Dissa mencoba berdiri, tapi kembali terduduk dengan hentaman yang cukup keras keras. Lantai kolam yang dipijaknya cukup licin. Dengan susah payah dia meraih batu yang berada di tengah-tengah kolam. Berusaha menaiki tangga kecil yang ada dipojok kolam. Tubuhnya menggigil tidak terbiasa dengan air bah.
Frans bersedekap di dada. Dia tersenyum penuh kemenangan melihat apa yang telah dia perbuat.

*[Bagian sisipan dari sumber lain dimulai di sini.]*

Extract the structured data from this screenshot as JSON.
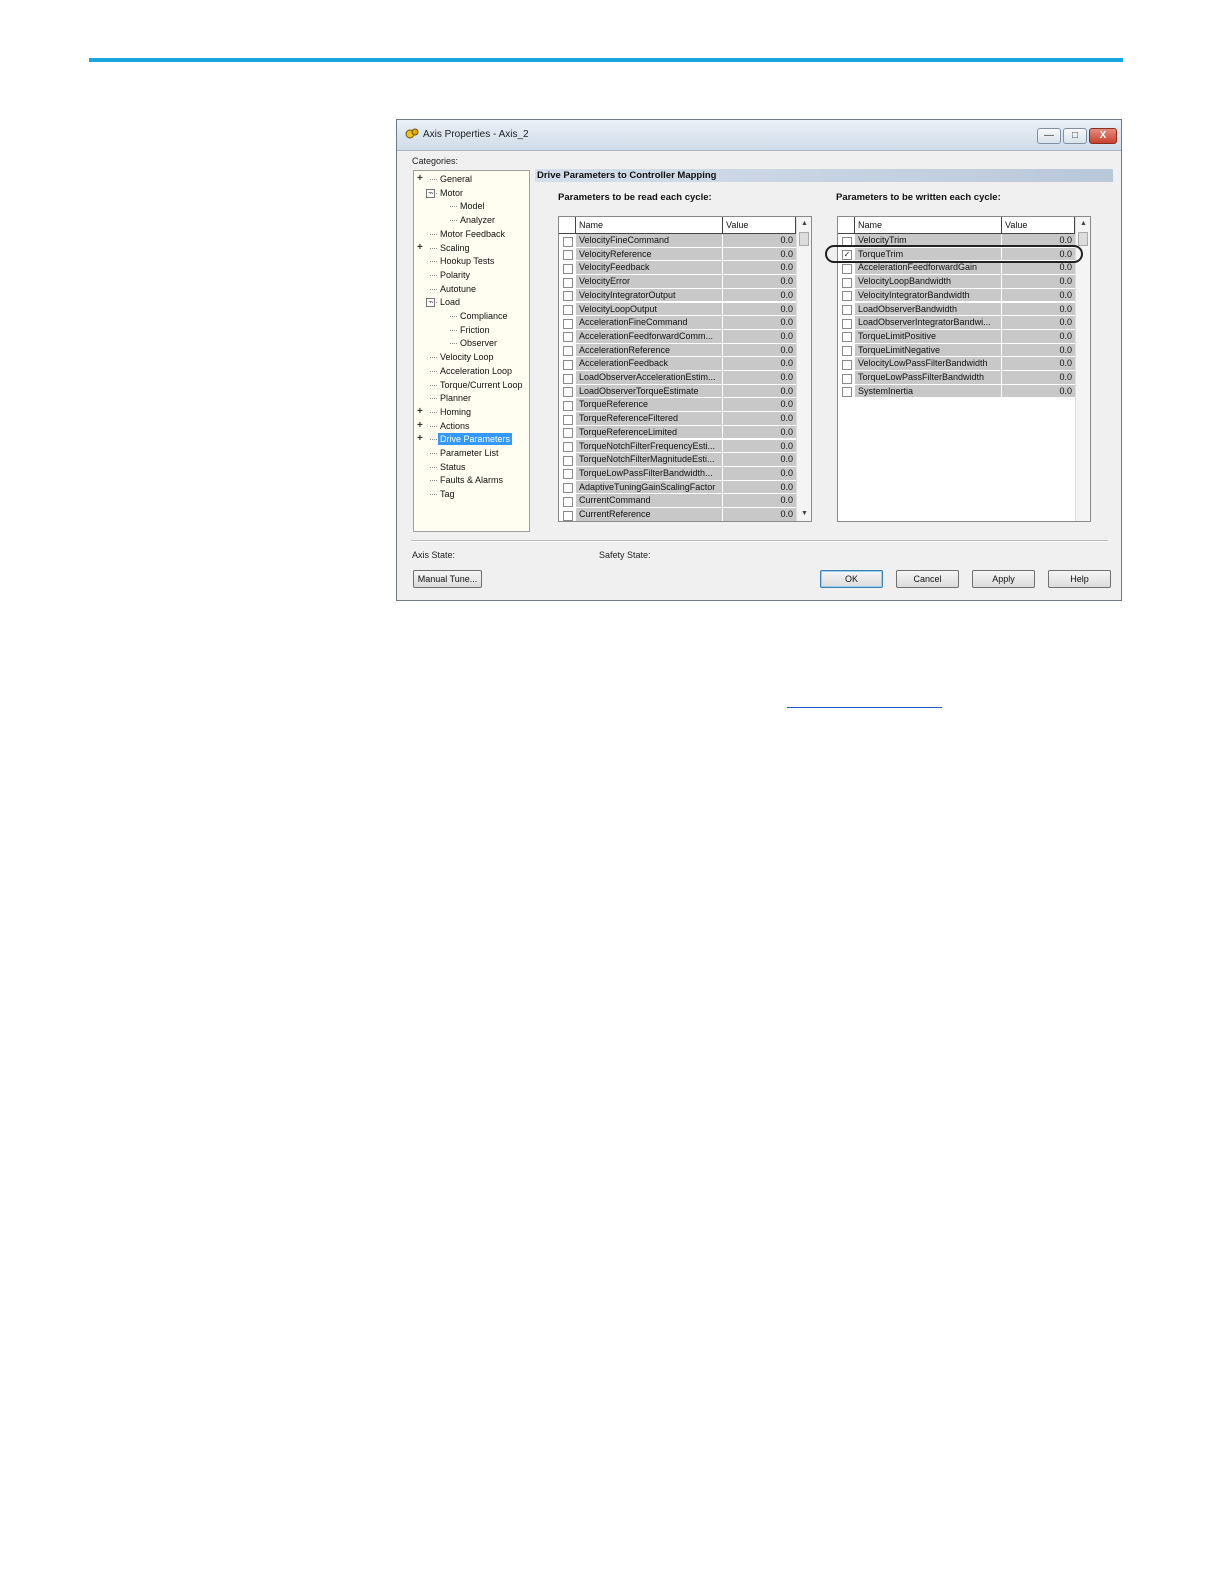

"Ini baru keren. Seorang princess dari air bah. Heeeem. Wanginya bau got." Frans meninggalkan Dissa begitu saja. Betapa tersiksanya Dissa sekarang. Dia tahu Frans bersekolah di tempat yang sama dengannya. Saat masa MOPDB dulu, Frans sering mengajukan dirinya ketika ada pertanyaan. Laki-laki itu cukup berani, tidak seperti masa smpnya.
Dissa menggelengkan kepalanya, tidak saatnya dia memikirkan Frans. Yang terpenting sekarang dia harus pulang dan istirahat. Dengan tertatih-tatih Dissa berusaha berjalan ke luar sekolahan. Tasnya yang terletak di bangku tamam belakang tadi dia ambil dan sekarang diseret di atas tanah. Sudah tidak peduli jika rusak. Yang terpenting dia sampai di apartementnya.
Dengan menaiki angkutan umum, Dissa berhasil sampai di gedung apartementnya. Meskipun sedari tadi banyak orang yang menatapnya sangsi. Dia tidak peduli, yang terpenting bisa sampai dilantai apartnya berada.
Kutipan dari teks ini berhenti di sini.